Não é possível falar em reforma, seja ela qual for, a não ser que tenha sobre si a aura de justeza e necessidade, e que não venha escamoteada com falácias e enganos. Neste sentido, é pertinente observar que sob o véu de Maya, sob a fumaça que torna a vista embaçada e desvia o foco do que de fato se pretende no Brasil, sob a égide do atual Ministro da Economia: implementar mais um ataque aos servidores públicos de modo geral.

 

O Estado Brasileiro tem tergiversado, com o apoio do Congresso Nacional, para não enfrentar o real problema orçamentário brasileiro: a Dívida Pública.
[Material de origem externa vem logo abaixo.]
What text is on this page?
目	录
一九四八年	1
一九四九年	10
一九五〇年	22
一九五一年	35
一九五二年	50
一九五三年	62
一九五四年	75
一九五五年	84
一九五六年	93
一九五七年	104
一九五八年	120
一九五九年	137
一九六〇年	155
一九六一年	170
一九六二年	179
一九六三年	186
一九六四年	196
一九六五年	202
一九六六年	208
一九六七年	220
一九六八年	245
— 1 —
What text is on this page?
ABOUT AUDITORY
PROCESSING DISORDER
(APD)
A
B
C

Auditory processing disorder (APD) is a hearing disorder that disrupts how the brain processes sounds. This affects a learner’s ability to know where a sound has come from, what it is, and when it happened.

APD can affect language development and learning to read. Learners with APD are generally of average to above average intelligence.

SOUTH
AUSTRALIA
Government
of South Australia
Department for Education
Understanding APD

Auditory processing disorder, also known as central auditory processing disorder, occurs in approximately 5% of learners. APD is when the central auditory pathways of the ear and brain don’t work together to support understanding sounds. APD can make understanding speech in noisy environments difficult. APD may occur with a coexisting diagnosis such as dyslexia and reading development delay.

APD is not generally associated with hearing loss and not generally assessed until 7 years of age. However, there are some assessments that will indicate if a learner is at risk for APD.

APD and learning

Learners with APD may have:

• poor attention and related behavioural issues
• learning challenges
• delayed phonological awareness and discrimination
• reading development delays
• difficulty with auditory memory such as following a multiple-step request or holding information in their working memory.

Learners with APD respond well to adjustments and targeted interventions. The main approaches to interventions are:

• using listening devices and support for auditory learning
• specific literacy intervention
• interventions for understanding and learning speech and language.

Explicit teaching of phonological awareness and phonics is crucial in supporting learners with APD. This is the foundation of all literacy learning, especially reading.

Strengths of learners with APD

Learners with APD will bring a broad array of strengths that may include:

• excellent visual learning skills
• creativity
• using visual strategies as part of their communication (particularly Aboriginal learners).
Muito se fala em excesso de despesa, que os Estados e Municípios têm reiteradamente gastado além de suas respectivas arrecadações, que o inchaço da folha de pagamento inviabiliza os investimentos sociais. Nada mais desleal que tais afirmações. O verdadeiro ralo da economia brasileira está na Dívida Externa que vem abocanhando 38,27% do PIB, dívida essa, que mesmo diante da exigência constitucional, nunca é auditada. Os investimentos em Educação (3,4%), Saúde (4,21%), Assistência Social (3,4%) e Previdência Social (25,25%), áreas fundamentais, nunca alcançam tal participação, uma completa inversão de valores e prioridades (AUDITORIA DA DÍVIDA, 2020).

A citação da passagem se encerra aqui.